2017 Keynote – Katherine J. Kuchenbecker

Katherine J. Kuchenbecker

Director of the new Haptic Intelligence Department, Max Planck Institute for Intelligent Systems, Stuttgart, Germany

Associate Professor (on leave), Mechanical Engineering and Applied Mechanics Department, University of Pennsylvania, Philadelphia, USA

Haptography: Capturing and Displaying Touch

Saturday, May 20, 2017, 7:15 pm, Talk Room 1-2

When you touch objects in your surroundings, you can discern each item’s physical properties from the rich array of haptic cues that you feel, including both the tactile sensations in your skin and the kinesthetic cues from your muscles and joints.
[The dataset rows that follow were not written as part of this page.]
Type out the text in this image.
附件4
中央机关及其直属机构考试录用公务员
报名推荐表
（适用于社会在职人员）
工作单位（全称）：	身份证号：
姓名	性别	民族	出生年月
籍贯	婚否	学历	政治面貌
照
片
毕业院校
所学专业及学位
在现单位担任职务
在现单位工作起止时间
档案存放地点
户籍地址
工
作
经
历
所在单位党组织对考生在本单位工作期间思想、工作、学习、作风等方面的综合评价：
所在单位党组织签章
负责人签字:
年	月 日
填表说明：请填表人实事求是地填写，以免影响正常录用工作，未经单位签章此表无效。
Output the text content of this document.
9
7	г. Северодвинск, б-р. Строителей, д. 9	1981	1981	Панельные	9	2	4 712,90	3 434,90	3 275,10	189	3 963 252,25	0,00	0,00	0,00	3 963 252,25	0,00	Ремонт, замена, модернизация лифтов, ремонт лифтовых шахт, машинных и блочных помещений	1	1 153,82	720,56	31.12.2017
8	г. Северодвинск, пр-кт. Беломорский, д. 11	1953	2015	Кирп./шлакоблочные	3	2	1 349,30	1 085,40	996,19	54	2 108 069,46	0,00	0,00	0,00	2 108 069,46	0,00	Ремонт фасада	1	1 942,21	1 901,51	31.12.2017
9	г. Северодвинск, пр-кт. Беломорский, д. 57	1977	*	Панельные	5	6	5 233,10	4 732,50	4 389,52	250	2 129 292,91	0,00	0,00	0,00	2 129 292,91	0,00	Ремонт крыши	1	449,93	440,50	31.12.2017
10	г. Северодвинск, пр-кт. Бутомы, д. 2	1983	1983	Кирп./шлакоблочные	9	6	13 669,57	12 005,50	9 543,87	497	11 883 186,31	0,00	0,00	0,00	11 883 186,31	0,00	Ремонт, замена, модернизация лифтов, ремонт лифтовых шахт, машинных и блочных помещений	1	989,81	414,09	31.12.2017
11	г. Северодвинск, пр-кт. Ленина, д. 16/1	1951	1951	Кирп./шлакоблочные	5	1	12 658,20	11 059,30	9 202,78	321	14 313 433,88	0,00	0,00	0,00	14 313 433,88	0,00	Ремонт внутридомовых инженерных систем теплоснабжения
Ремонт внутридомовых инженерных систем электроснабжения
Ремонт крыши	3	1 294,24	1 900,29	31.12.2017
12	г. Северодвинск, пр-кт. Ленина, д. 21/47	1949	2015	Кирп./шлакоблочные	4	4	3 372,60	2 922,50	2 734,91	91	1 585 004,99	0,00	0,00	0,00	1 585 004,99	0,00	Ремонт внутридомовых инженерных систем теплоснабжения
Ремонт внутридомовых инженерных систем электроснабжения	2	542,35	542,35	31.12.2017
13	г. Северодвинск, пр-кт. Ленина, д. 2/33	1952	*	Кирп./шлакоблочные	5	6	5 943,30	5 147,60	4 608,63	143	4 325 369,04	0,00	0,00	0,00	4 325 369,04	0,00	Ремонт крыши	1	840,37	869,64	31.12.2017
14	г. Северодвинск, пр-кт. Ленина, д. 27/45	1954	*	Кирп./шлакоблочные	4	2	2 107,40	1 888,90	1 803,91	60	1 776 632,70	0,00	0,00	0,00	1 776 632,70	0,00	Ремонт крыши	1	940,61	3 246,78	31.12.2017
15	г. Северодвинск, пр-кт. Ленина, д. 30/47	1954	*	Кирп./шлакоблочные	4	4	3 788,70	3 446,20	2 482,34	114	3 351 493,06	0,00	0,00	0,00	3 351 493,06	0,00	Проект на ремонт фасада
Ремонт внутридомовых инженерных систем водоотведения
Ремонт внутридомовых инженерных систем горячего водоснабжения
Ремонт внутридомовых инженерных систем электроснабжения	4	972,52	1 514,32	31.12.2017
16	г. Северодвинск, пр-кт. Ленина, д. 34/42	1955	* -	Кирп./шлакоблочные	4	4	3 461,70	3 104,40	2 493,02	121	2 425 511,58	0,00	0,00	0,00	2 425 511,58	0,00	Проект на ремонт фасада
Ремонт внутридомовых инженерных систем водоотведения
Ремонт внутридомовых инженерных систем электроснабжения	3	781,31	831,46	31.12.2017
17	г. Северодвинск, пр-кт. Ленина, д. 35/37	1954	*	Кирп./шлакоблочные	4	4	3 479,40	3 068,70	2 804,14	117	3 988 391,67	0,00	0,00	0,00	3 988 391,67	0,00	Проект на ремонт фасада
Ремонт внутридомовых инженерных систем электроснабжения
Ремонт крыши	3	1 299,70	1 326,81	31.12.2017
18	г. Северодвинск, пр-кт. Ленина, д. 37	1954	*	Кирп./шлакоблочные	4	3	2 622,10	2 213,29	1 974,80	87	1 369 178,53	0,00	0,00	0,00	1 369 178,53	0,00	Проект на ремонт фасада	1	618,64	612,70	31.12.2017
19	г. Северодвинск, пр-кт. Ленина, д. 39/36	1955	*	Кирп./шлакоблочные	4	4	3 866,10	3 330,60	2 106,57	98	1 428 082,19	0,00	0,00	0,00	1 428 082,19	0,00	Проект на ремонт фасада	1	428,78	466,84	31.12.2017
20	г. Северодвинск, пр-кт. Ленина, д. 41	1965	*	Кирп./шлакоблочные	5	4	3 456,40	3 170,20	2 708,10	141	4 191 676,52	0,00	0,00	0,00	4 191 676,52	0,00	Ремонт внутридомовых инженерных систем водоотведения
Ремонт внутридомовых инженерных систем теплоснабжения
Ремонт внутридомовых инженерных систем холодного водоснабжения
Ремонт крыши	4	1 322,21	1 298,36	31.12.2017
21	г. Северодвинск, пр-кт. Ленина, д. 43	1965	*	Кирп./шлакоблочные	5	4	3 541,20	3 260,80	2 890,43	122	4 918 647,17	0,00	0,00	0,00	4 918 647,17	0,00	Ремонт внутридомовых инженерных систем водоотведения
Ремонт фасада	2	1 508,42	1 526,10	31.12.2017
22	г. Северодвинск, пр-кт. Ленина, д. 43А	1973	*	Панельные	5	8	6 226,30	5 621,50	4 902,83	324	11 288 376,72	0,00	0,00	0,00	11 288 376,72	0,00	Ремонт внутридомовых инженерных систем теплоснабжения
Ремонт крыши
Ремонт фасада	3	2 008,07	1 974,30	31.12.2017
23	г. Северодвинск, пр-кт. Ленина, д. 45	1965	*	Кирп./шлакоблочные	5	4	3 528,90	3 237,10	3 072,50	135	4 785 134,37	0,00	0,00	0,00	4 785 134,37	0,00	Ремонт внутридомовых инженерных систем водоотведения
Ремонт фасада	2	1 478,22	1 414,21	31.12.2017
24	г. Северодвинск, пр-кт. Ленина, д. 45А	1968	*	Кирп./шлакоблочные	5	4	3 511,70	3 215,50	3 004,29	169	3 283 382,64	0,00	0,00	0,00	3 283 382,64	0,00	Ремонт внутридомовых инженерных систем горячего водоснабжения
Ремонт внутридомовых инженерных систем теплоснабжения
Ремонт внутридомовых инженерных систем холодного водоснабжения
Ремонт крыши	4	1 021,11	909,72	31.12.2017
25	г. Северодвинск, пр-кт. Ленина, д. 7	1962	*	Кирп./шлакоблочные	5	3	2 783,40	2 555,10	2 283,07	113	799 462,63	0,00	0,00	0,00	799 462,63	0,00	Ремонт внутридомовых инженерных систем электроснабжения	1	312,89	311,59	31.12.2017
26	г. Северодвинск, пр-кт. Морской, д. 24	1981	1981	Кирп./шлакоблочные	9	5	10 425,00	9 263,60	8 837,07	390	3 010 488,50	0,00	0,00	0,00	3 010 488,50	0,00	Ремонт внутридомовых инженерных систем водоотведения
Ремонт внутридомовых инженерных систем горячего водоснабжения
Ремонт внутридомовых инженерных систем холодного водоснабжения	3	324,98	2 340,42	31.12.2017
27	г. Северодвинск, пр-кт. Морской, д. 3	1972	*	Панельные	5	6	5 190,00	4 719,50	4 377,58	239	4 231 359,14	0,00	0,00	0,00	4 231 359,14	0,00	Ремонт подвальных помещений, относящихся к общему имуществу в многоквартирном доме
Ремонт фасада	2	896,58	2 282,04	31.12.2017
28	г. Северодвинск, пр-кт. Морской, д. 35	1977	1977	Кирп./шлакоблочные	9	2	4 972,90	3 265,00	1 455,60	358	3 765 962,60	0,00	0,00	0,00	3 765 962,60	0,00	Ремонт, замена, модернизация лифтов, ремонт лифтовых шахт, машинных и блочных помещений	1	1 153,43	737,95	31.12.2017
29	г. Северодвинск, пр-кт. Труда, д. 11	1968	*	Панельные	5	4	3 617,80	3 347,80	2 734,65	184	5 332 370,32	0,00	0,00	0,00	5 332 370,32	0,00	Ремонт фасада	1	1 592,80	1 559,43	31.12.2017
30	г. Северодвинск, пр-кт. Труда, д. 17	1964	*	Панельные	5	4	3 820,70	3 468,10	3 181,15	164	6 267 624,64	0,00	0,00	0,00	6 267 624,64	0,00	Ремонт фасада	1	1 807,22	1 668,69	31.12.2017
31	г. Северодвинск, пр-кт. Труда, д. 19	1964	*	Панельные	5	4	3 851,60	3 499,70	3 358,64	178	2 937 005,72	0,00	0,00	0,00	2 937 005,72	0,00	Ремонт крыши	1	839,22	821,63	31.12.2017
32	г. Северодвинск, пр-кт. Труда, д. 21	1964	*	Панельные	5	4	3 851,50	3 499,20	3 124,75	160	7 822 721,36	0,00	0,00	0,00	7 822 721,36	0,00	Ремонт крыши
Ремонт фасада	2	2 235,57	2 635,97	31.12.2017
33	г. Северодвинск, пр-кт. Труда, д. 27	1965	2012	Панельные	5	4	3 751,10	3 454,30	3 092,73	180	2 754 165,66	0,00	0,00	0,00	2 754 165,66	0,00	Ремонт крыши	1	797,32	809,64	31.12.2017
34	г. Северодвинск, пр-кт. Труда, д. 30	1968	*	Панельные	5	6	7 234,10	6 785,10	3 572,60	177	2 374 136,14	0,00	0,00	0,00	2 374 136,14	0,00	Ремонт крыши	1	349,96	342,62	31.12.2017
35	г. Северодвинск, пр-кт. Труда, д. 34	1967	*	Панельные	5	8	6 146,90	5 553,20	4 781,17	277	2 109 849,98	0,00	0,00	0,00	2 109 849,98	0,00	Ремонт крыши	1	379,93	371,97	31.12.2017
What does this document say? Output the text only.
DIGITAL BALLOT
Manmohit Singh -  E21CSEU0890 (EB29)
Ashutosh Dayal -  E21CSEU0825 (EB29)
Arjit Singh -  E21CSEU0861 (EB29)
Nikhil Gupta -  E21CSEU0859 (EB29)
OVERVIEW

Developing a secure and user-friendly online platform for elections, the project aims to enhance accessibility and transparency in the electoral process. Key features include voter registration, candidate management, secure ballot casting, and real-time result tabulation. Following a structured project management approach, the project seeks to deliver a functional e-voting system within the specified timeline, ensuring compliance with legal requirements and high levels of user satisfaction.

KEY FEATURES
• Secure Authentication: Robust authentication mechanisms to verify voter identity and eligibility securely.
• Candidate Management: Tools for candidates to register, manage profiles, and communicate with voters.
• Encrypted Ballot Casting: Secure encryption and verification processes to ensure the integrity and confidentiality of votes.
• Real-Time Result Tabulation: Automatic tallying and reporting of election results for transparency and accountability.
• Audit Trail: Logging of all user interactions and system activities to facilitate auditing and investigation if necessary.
Although physical interaction with the world is at the core of human experience, very few robotic and computer interfaces provide the user with high-fidelity touch feedback, limiting their intuitiveness. By way of two detailed examples, this talk will describe the approach of haptography, which uses biomimetic sensors and signal processing to capture tactile sensations, plus novel algorithms and actuation systems to display realistic touch cues to the user. First, we invented a novel way to map deformations and vibrations sensed by a robotic fingertip to the actuation of a fingertip tactile display in real time. We then demonstrated the striking utility of such cues in a simulated tissue palpation task through integration with a da Vinci surgical robot. Second, we created the world’s most realistic haptic virtual surfaces by recording and modeling what a user feels when touching real objects with an instrumented stylus. The perceptual effects of displaying the resulting data-driven friction forces, tapping transients, and texture vibrations were quantified by having users compare the original surfaces to their virtual versions. While much work remains to be done, we are starting to see the tantalizing potential of systems that leverage tactile cues to allow a user to interact with distant or virtual environments as though they were real and within reach.

Biography

Katherine J. Kuchenbecker is Director of the new Haptic Intelligence Department at the Max Planck Institute for Intelligent Systems in Stuttgart, Germany. She is currently on leave from her appointment as Associate Professor of Mechanical Engineering and Applied Mechanics at the University of Pennsylvania, where she held the Class of 1940 Bicentennial Endowed Term Chair and a secondary appointment in Computer and Information Science. Kuchenbecker earned a PhD (2006) in Mechanical Engineering at Stanford University and was a postdoctoral fellow at the Johns Hopkins University before joining the faculty at Penn in 2007. Her research centers on haptic interfaces, which enable a user to touch virtual and distant objects as though they were real and within reach, as well as haptic sensing systems, which allow robots to physically interact with and feel real objects. She delivered a widely viewed TEDYouth talk on haptics in 2012, and she has received several honors including a 2009 NSF CAREER Award, the 2012 IEEE Robotics and Automation Society Academic Early Career Award, a 2014 Penn Lindback Award for Distinguished Teaching, and many best paper and best demonstration awards.